State education chiefs have moved to ensure that 35,000 third-year pupils in about 500 schools are not at a disadvantage in the exam because of the ongoing dispute with the Association of Secondary Teachers Ireland (ASTI).
The surprise development will provide comfort to students and their parents - and removes a powerful weapon of the ASTI in its long-running campaigns on junior cycle reform and pay.
About 25,000 third-year pupils, whose teachers are not in the ASTI, completed the 80-minute classroom-based assessment in December, but the ASTI banned its members from co-operation with it.
The State Examinations Commission (SEC) is offering another opportunity for students to sit the assessment at the end of April, but this week's rejection by the ASTI of proposals to settle its dispute put a large question mark over that.
In a statement last night, the State Examinations Commission noted the concerns and said it would provide guidance for the completion of the tasks to schools, "which would make it clear that all students would have an opportunity to undertake the assessment".
The statement did not provide any details of how this could happen, but it is understood that the main option being proposed is the use of external supervisors, similar to the way they are deployed for the State exams in June.

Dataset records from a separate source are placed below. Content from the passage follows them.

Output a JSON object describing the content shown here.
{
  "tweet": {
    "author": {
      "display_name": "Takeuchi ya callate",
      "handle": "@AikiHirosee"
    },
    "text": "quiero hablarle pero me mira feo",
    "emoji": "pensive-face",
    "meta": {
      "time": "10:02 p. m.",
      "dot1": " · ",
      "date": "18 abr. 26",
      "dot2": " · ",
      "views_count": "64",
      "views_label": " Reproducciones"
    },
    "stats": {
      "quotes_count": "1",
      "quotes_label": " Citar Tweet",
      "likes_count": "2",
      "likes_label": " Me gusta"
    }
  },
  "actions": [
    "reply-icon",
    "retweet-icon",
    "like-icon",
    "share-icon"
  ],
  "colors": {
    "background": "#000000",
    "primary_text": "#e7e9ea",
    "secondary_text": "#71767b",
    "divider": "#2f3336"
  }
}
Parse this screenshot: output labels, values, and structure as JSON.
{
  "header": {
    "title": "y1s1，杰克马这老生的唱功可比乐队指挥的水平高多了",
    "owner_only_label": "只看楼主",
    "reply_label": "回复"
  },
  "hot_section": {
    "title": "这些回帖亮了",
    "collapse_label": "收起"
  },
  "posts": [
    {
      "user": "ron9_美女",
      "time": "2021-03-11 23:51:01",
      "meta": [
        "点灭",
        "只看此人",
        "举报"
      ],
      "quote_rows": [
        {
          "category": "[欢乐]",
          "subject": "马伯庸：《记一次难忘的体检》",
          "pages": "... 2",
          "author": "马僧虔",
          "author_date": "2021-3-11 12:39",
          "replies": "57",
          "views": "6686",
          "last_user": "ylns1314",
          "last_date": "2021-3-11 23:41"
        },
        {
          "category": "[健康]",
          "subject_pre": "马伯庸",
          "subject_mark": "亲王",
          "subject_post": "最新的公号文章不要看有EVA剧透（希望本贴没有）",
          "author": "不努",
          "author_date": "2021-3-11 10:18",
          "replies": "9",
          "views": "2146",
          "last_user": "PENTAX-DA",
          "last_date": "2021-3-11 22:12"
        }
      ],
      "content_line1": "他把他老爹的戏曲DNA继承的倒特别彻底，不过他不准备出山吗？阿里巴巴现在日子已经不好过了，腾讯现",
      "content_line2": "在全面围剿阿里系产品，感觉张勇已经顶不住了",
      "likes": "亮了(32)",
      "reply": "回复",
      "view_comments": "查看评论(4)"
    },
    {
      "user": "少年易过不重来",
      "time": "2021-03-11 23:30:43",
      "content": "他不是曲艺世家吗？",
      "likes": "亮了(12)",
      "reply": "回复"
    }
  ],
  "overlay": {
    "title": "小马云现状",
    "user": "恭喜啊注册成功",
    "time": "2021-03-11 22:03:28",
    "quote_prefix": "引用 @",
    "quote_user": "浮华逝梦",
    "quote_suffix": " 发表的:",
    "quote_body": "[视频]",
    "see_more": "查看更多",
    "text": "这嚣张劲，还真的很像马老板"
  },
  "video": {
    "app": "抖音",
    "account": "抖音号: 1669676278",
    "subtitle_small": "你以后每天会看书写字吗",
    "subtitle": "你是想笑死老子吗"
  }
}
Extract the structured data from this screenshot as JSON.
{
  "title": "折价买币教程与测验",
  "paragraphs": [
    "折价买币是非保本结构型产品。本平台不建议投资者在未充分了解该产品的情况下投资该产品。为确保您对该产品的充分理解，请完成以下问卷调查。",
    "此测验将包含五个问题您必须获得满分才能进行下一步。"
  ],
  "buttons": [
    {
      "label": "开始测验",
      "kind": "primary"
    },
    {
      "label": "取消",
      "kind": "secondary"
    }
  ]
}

Following its 52.5pc-47.5pc vote against the package on pay and Junior Cert reforms, the ASTI has no plans for an immediate return to industrial action, but ASTI president Ed Byrne has said the union will respond "in kind" if the Department of Education threats any teacher with redundancy.
This could arise if a member of the ASTI is told they will be surplus to requirements in their school in September when the teacher allocations for the next academic year are issued later this month.

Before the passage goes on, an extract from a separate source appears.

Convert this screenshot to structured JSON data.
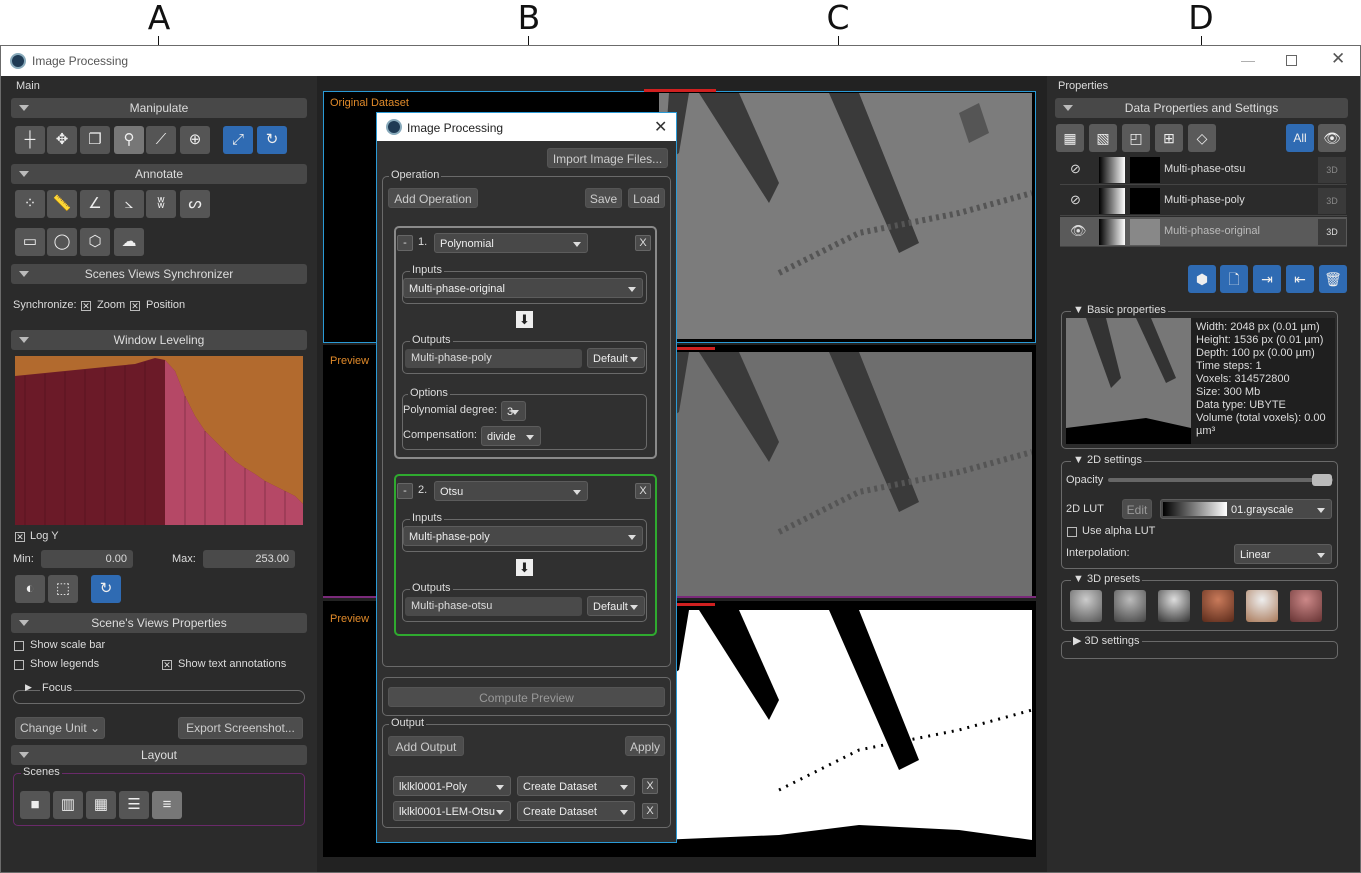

Because they are outside the Lansdowne Road Agreement (LRA) on pay and productivity, members of the ASTI will not be offered redeployment.
The ASTI is the only public service union that has not signed up to the LRA, as a result of which its members are losing out on pay-restoration measures and other benefits, such as quicker access to full-time jobs for new teachers.
Other public service unions are now preparing for its successor.
Education Minister Richard Bruton said the ASTI had rejected "the final outcome of the process and there will be no further offer made".
A meeting of the ASTI governing body, its 23-member Standing Committee, is being held next Thursday and Friday, where decisions will be taken about the union's next steps.